Whilst trolling around, I found some software that is designed to check the timing of mechanical movements by "listening" to the escapement with a sensitive microphone.

Has anyone played with this? or has anyone got any recommendations for other software or even a commercial machine?

I spent all my working life in electronics, so building something is acceptable.

Recommendations anyone please?

Regards

Roger


----------



## Roy (Feb 23, 2003)

I had a play with it and could not get it working.

I remember someone else here tried and managed to magnetise their watch.

I had a machine for sale a few months ago.

Contact me if you are after something as I know where there are some.


----------



## Silver Hawk (Dec 2, 2003)

Roger,

Did you get anywhere with this?







I'd like to buy something...I have a spare IBM Thinkpad ...

Been looking at:

http://www.delphelectronics.co.uk/

and

http://www.bmumford.com/mset/modelwatch1.html

Roy, what do you use? I still have the Vibrograf M80...but want something a little more flash







but must be cheap









Cheers

Paul


----------



## Henry W (May 13, 2006)

you know, while I was doing A-Level Physics (several moons ago!) we played with something called a "Pico Scope"

this was a USB device which measured changes in voltage, current or whatever you wanted the software to measure.

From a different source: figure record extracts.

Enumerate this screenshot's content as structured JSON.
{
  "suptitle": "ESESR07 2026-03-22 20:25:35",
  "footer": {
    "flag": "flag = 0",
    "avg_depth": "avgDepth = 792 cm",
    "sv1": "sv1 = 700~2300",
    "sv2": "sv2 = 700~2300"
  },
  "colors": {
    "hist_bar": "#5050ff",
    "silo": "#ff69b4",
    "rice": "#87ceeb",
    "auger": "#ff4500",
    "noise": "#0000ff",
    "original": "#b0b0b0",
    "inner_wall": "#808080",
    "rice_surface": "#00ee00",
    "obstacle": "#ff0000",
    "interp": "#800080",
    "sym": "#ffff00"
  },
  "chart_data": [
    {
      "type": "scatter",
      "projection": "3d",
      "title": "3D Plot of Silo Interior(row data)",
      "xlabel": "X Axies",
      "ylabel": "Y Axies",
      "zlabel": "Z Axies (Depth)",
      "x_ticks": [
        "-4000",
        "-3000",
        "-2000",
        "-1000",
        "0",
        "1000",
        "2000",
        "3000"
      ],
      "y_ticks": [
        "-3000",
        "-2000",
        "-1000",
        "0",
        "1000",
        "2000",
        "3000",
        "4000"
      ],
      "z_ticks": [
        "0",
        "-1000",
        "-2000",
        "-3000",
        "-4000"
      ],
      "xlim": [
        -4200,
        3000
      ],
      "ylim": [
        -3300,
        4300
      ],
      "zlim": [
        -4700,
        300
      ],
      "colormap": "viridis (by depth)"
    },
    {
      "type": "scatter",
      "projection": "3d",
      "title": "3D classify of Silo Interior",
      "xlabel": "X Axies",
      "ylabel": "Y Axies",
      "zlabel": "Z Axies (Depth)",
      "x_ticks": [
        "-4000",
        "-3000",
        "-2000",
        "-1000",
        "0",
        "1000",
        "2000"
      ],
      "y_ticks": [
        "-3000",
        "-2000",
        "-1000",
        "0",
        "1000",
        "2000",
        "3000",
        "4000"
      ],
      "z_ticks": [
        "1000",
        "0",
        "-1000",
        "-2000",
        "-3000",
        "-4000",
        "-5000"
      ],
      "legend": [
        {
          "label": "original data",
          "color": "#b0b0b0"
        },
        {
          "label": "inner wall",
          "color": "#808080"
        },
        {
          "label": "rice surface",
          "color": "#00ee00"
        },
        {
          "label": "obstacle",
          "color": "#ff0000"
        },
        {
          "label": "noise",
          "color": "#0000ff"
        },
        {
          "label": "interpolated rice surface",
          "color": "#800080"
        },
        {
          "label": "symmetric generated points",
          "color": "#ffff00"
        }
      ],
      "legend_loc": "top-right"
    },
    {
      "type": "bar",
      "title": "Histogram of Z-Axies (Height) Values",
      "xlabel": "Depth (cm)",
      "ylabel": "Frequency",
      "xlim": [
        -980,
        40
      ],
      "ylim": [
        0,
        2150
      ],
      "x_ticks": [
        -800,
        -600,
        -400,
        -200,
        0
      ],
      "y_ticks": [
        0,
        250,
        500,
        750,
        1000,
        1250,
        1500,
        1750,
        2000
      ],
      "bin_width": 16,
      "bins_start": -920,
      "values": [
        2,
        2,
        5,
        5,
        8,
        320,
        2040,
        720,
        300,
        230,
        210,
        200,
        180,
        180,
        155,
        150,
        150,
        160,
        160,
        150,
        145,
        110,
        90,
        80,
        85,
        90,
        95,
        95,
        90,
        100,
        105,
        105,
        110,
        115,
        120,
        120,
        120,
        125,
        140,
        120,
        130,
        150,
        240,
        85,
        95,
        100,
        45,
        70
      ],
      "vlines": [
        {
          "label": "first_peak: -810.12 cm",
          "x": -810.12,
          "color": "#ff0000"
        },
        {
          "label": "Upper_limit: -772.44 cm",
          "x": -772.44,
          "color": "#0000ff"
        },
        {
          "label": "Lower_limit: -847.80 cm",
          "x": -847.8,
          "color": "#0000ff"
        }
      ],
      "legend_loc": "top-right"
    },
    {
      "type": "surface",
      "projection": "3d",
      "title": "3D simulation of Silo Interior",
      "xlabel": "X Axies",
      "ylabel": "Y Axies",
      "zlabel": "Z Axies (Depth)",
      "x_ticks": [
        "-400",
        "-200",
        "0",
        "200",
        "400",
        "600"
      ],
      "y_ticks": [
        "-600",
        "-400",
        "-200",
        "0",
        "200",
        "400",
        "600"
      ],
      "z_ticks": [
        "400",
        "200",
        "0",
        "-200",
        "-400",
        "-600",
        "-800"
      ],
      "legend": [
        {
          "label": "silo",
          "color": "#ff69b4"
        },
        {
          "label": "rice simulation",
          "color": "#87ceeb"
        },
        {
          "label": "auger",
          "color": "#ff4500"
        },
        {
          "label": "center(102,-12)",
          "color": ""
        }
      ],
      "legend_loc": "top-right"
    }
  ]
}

As it's name suggests it was accurate to pico-second or 0.000,000,000,001 second (Thats one millionth of a millionth of a second)

if you were to hook a mic. or something similar up to that, you'd be able to tell the software to use a 1/100 second scale to measure the pulses comming from the watch, and alter it accordingly.

You could also use something like a light reflecting off the balance wheel and a light dependant resistor to take the measurements.

Shame i'm not still at school, i could just go to the physics lab in my free time!!!


----------



## Roy (Feb 23, 2003)

I use a Â£1500 Elma Watch-Matic..


----------



## Xantiagib (Apr 22, 2005)

Roy said:


> I had a play with it and could not get it working.
> 
> I remember someone else here tried and managed to magnetise their watch.
> 
> ...


I'd been looking for ages for a home made setup with microphone... never ocurred to me about the magnetizing... best keep an eye out on the 'bay.... so far I do it by ear over many many days..... would be nice to do it quicker than that.


----------



## Roger (May 17, 2003)

Just after I posted this in Sept 2004, I downloaded a demo of "Watch Timing Machine".

This demo did not allow you to calibrate it correctly until you actually bought it.

It was useful as a test bench.

The comercial unit (if I remember correctly) used a quality contact michrophone.

I played around for a long while with various microphone elements with varying degrees of sucess.

The main problem seem to me to be.....fairly high gain was needed to drive the software which necessitated building a pre-amp.

There after the problem was signal-to-noise ratio.

in other words the setup was graetly effected by ambient noise.

Basically, the software did as it said, but the comercial unit was really needed.

Roger


----------



## Thomasr (Oct 11, 2011)

bump for this topic, am having trouble with the biburo software connected through a vibrograph timing machine


----------